The table below briefly summarizes the relevant aspects both choices:
With 83(b) Election
• Value of restricted stock (minus any payments for the shares) is taxable as ordinary income in the year shares are received.
• Share appreciation is taxed upon sale at capital gains rates.
• Dividends on all shares are taxed at the preferential dividend tax rate.
• No deduction is allowed if share value decreases.
• Shareholder controls timing of gain recognition (upon sale of shares).
• Holding period begins upon receipt of shares.
Without 83(b) Election
• Value of restricted stock is not included in income until the restrictions lapse (the stock “vests”).
• Share appreciation is taxed at ordinary income rates and is recognized when the shares vest. This can cause problems for the founder because he may incur substantial tax liability but not be able to sell the stock to generate the cash to pay the taxes.
• Dividends on restricted shares are taxed as compensation (but are deductible to the corporation).
• Shareholder does not control timing of gain recognition (taxed as ordinary income on value of shares once stock vests).
• Holding period does not begin until the share restrictions lapse (the stock “vests”).

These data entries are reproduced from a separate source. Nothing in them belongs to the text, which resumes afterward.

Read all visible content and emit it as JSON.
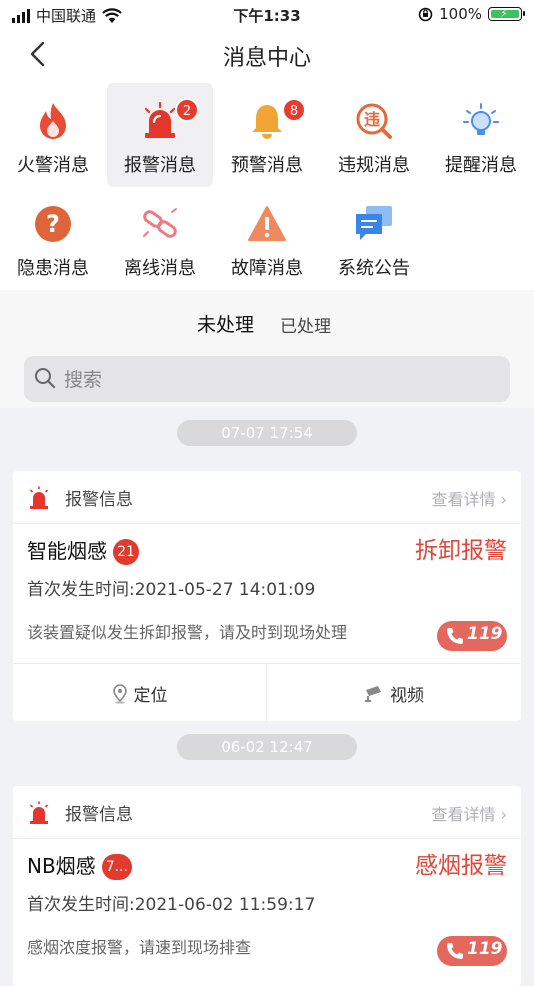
{
  "status_bar": {
    "carrier": "中国联通",
    "time": "下午1:33",
    "battery": "100%"
  },
  "header": {
    "title": "消息中心"
  },
  "categories": [
    {
      "label": "火警消息",
      "icon": "fire-icon"
    },
    {
      "label": "报警消息",
      "icon": "siren-icon",
      "badge": "2",
      "active": true
    },
    {
      "label": "预警消息",
      "icon": "bell-icon",
      "badge": "8"
    },
    {
      "label": "违规消息",
      "icon": "violation-icon"
    },
    {
      "label": "提醒消息",
      "icon": "lightbulb-icon"
    },
    {
      "label": "隐患消息",
      "icon": "question-icon"
    },
    {
      "label": "离线消息",
      "icon": "broken-link-icon"
    },
    {
      "label": "故障消息",
      "icon": "warning-icon"
    },
    {
      "label": "系统公告",
      "icon": "chat-icon"
    }
  ],
  "tabs": [
    {
      "label": "未处理",
      "active": true
    },
    {
      "label": "已处理"
    }
  ],
  "search": {
    "placeholder": "搜索"
  },
  "messages": [
    {
      "date": "07-07 17:54",
      "header_title": "报警信息",
      "detail_link": "查看详情",
      "device": "智能烟感",
      "count": "21",
      "alarm_type": "拆卸报警",
      "first_time": "首次发生时间:2021-05-27 14:01:09",
      "description": "该装置疑似发生拆卸报警，请及时到现场处理",
      "call_label": "119",
      "locate_label": "定位",
      "video_label": "视频"
    },
    {
      "date": "06-02 12:47",
      "header_title": "报警信息",
      "detail_link": "查看详情",
      "device": "NB烟感",
      "count": "7...",
      "alarm_type": "感烟报警",
      "first_time": "首次发生时间:2021-06-02 11:59:17",
      "description": "感烟浓度报警，请速到现场排查",
      "call_label": "119"
    }
  ],
  "colors": {
    "alarm_red": "#e0463a",
    "badge_red": "#e93a2f",
    "call_button": "#e4685d"
  }
}
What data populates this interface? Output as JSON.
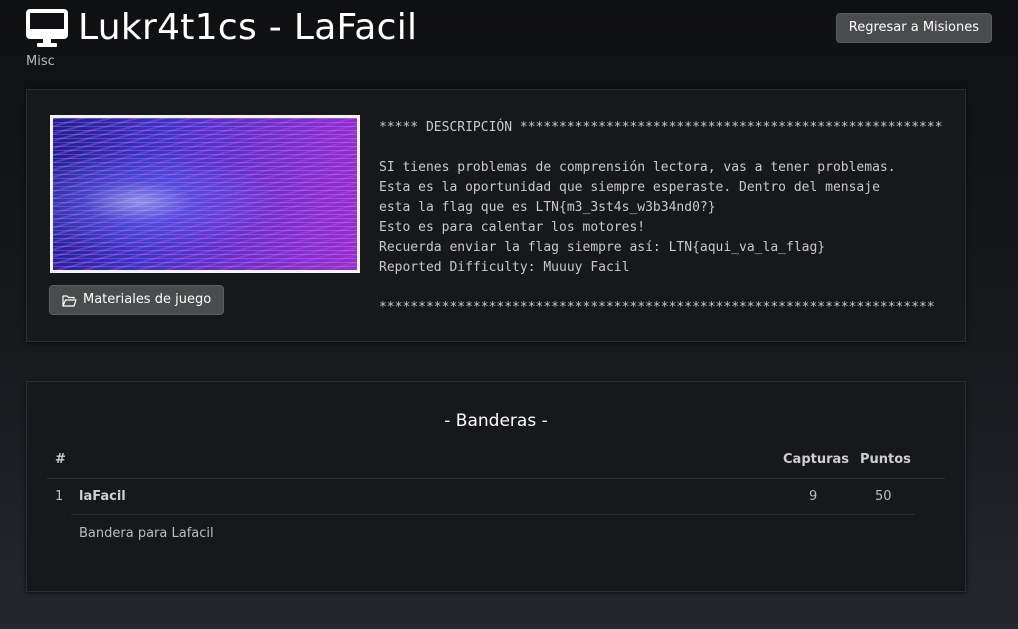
{
  "header": {
    "title": "Lukr4t1cs - LaFacil",
    "category": "Misc",
    "back_button_label": "Regresar a Misiones",
    "title_icon": "desktop-monitor-icon"
  },
  "challenge": {
    "materials_button_label": "Materiales de juego",
    "materials_icon": "folder-open-icon",
    "description": "***** DESCRIPCIÓN ******************************************************\n\nSI tienes problemas de comprensión lectora, vas a tener problemas.\nEsta es la oportunidad que siempre esperaste. Dentro del mensaje\nesta la flag que es LTN{m3_3st4s_w3b34nd0?}\nEsto es para calentar los motores!\nRecuerda enviar la flag siempre así: LTN{aqui_va_la_flag}\nReported Difficulty: Muuuy Facil\n\n***********************************************************************"
  },
  "flags": {
    "title": "- Banderas -",
    "columns": {
      "number": "#",
      "captures": "Capturas",
      "points": "Puntos"
    },
    "rows": [
      {
        "number": "1",
        "name": "laFacil",
        "captures": "9",
        "points": "50",
        "description": "Bandera para Lafacil"
      }
    ]
  },
  "colors": {
    "background": "#17191d",
    "panel": "#17181b",
    "button": "#4a4b4d",
    "text": "#d8d8d8"
  }
}
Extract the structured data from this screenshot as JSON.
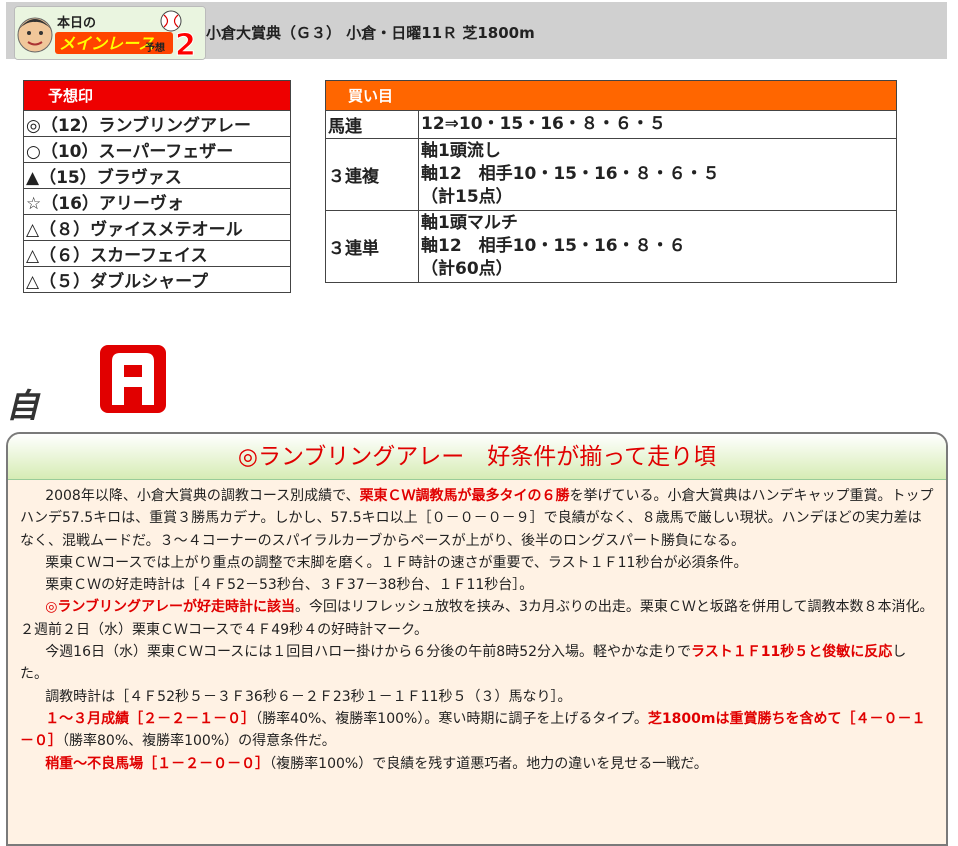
{
  "header": {
    "logo_text": "本日のメインレース予想2",
    "race_title": "小倉大賞典（Ｇ３） 小倉・日曜11Ｒ 芝1800m"
  },
  "yoso": {
    "heading": "予想印",
    "rows": [
      "◎（12）ランブリングアレー",
      "○（10）スーパーフェザー",
      "▲（15）ブラヴァス",
      "☆（16）アリーヴォ",
      "△（８）ヴァイスメテオール",
      "△（６）スカーフェイス",
      "△（５）ダブルシャープ"
    ]
  },
  "kaime": {
    "heading": "買い目",
    "rows": [
      {
        "type": "馬連",
        "lines": [
          "12⇒10・15・16・８・６・５"
        ]
      },
      {
        "type": "３連複",
        "lines": [
          "軸1頭流し",
          "軸12　相手10・15・16・８・６・５",
          "（計15点）"
        ]
      },
      {
        "type": "３連単",
        "lines": [
          "軸1頭マルチ",
          "軸12　相手10・15・16・８・６",
          "（計60点）"
        ]
      }
    ]
  },
  "confidence": {
    "label": "自信度",
    "rank": "A"
  },
  "comment": {
    "heading": "◎ランブリングアレー　好条件が揃って走り頃",
    "p1": {
      "a": "2008年以降、小倉大賞典の調教コース別成績で、",
      "b": "栗東ＣＷ調教馬が最多タイの６勝",
      "c": "を挙げている。小倉大賞典はハンデキャップ重賞。トップハンデ57.5キロは、重賞３勝馬カデナ。しかし、57.5キロ以上［０－０－０－９］で良績がなく、８歳馬で厳しい現状。ハンデほどの実力差はなく、混戦ムードだ。３～４コーナーのスパイラルカーブからペースが上がり、後半のロングスパート勝負になる。"
    },
    "p2": "栗東ＣＷコースでは上がり重点の調整で末脚を磨く。１Ｆ時計の速さが重要で、ラスト１Ｆ11秒台が必須条件。",
    "p3": "栗東ＣＷの好走時計は［４Ｆ52－53秒台、３Ｆ37－38秒台、１Ｆ11秒台］。",
    "p4": {
      "a": "◎ランブリングアレーが好走時計に該当",
      "b": "。今回はリフレッシュ放牧を挟み、3カ月ぶりの出走。栗東ＣＷと坂路を併用して調教本数８本消化。２週前２日（水）栗東ＣＷコースで４Ｆ49秒４の好時計マーク。"
    },
    "p5": {
      "a": "今週16日（水）栗東ＣＷコースには１回目ハロー掛けから６分後の午前8時52分入場。軽やかな走りで",
      "b": "ラスト１Ｆ11秒５と俊敏に反応",
      "c": "した。"
    },
    "p6": "調教時計は［４Ｆ52秒５－３Ｆ36秒６－２Ｆ23秒１－１Ｆ11秒５（３）馬なり］。",
    "p7": {
      "a": "１～３月成績［２－２－１－０］",
      "b": "（勝率40%、複勝率100%）。寒い時期に調子を上げるタイプ。",
      "c": "芝1800mは重賞勝ちを含めて［４－０－１－０］",
      "d": "（勝率80%、複勝率100%）の得意条件だ。"
    },
    "p8": {
      "a": "稍重～不良馬場［１－２－０－０］",
      "b": "（複勝率100%）で良績を残す道悪巧者。地力の違いを見せる一戦だ。"
    }
  }
}
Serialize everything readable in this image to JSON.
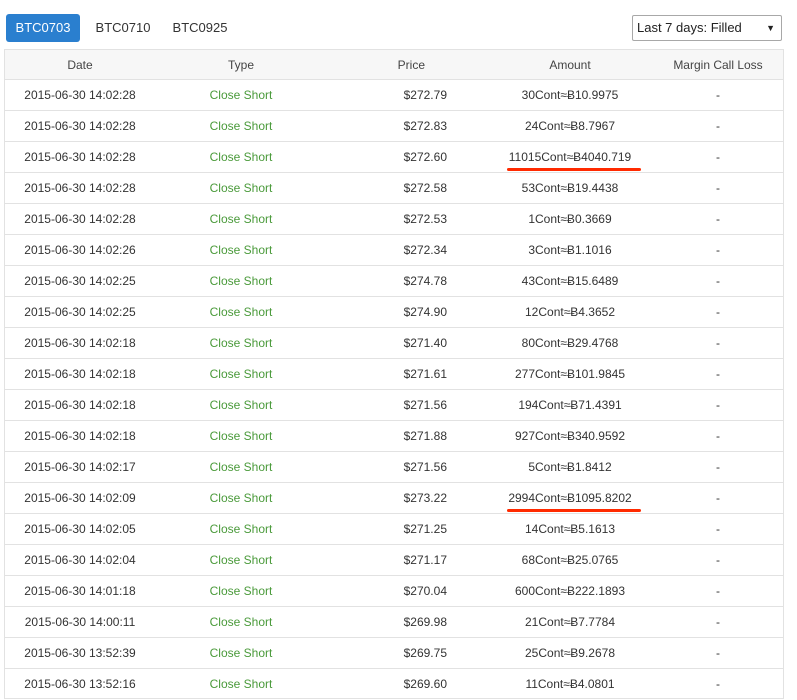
{
  "tabs": [
    {
      "label": "BTC0703",
      "active": true
    },
    {
      "label": "BTC0710",
      "active": false
    },
    {
      "label": "BTC0925",
      "active": false
    }
  ],
  "filter": {
    "selected": "Last 7 days: Filled"
  },
  "table": {
    "headers": [
      "Date",
      "Type",
      "Price",
      "Amount",
      "Margin Call Loss"
    ],
    "rows": [
      {
        "date": "2015-06-30 14:02:28",
        "type": "Close Short",
        "price": "$272.79",
        "amount": "30Cont≈Ƀ10.9975",
        "mcl": "-"
      },
      {
        "date": "2015-06-30 14:02:28",
        "type": "Close Short",
        "price": "$272.83",
        "amount": "24Cont≈Ƀ8.7967",
        "mcl": "-"
      },
      {
        "date": "2015-06-30 14:02:28",
        "type": "Close Short",
        "price": "$272.60",
        "amount": "11015Cont≈Ƀ4040.719",
        "mcl": "-"
      },
      {
        "date": "2015-06-30 14:02:28",
        "type": "Close Short",
        "price": "$272.58",
        "amount": "53Cont≈Ƀ19.4438",
        "mcl": "-"
      },
      {
        "date": "2015-06-30 14:02:28",
        "type": "Close Short",
        "price": "$272.53",
        "amount": "1Cont≈Ƀ0.3669",
        "mcl": "-"
      },
      {
        "date": "2015-06-30 14:02:26",
        "type": "Close Short",
        "price": "$272.34",
        "amount": "3Cont≈Ƀ1.1016",
        "mcl": "-"
      },
      {
        "date": "2015-06-30 14:02:25",
        "type": "Close Short",
        "price": "$274.78",
        "amount": "43Cont≈Ƀ15.6489",
        "mcl": "-"
      },
      {
        "date": "2015-06-30 14:02:25",
        "type": "Close Short",
        "price": "$274.90",
        "amount": "12Cont≈Ƀ4.3652",
        "mcl": "-"
      },
      {
        "date": "2015-06-30 14:02:18",
        "type": "Close Short",
        "price": "$271.40",
        "amount": "80Cont≈Ƀ29.4768",
        "mcl": "-"
      },
      {
        "date": "2015-06-30 14:02:18",
        "type": "Close Short",
        "price": "$271.61",
        "amount": "277Cont≈Ƀ101.9845",
        "mcl": "-"
      },
      {
        "date": "2015-06-30 14:02:18",
        "type": "Close Short",
        "price": "$271.56",
        "amount": "194Cont≈Ƀ71.4391",
        "mcl": "-"
      },
      {
        "date": "2015-06-30 14:02:18",
        "type": "Close Short",
        "price": "$271.88",
        "amount": "927Cont≈Ƀ340.9592",
        "mcl": "-"
      },
      {
        "date": "2015-06-30 14:02:17",
        "type": "Close Short",
        "price": "$271.56",
        "amount": "5Cont≈Ƀ1.8412",
        "mcl": "-"
      },
      {
        "date": "2015-06-30 14:02:09",
        "type": "Close Short",
        "price": "$273.22",
        "amount": "2994Cont≈Ƀ1095.8202",
        "mcl": "-"
      },
      {
        "date": "2015-06-30 14:02:05",
        "type": "Close Short",
        "price": "$271.25",
        "amount": "14Cont≈Ƀ5.1613",
        "mcl": "-"
      },
      {
        "date": "2015-06-30 14:02:04",
        "type": "Close Short",
        "price": "$271.17",
        "amount": "68Cont≈Ƀ25.0765",
        "mcl": "-"
      },
      {
        "date": "2015-06-30 14:01:18",
        "type": "Close Short",
        "price": "$270.04",
        "amount": "600Cont≈Ƀ222.1893",
        "mcl": "-"
      },
      {
        "date": "2015-06-30 14:00:11",
        "type": "Close Short",
        "price": "$269.98",
        "amount": "21Cont≈Ƀ7.7784",
        "mcl": "-"
      },
      {
        "date": "2015-06-30 13:52:39",
        "type": "Close Short",
        "price": "$269.75",
        "amount": "25Cont≈Ƀ9.2678",
        "mcl": "-"
      },
      {
        "date": "2015-06-30 13:52:16",
        "type": "Close Short",
        "price": "$269.60",
        "amount": "11Cont≈Ƀ4.0801",
        "mcl": "-"
      }
    ]
  },
  "annotations": {
    "color": "#ff2a00",
    "highlighted_rows": [
      2,
      13
    ]
  }
}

The ideal scenario for an entrepreneur to make an 83(b) election occurs when the founder pays fair market value for the restricted stock, and the share value is expected to increase over time. This situation leaves the shareholder paying no or minimal tax upfront, but enables the shareholder to control the timing of future gains (upon the sale of stock) and affords capital gains treatment rather than ordinary income. Getting an attorney involved at the time of company formation can ensure that the founders can take advantage of this tax planning opportunity.
If you decide that making an 83(b) election is right for you, then be sure to file the appropriate notice with the IRS within 30 days of the receiving the restricted stock—there is no grace period. The IRS does not provide a specific form, but the election must be in writing and filed with the Internal Revenue Service Center where you file your return. IRS Publication 525 provides specific details regarding 83(b) elections.
You should get in contact with your attorney if you have questions about whether the issues discussed in this post apply to your or your employees’ compensation arrangements.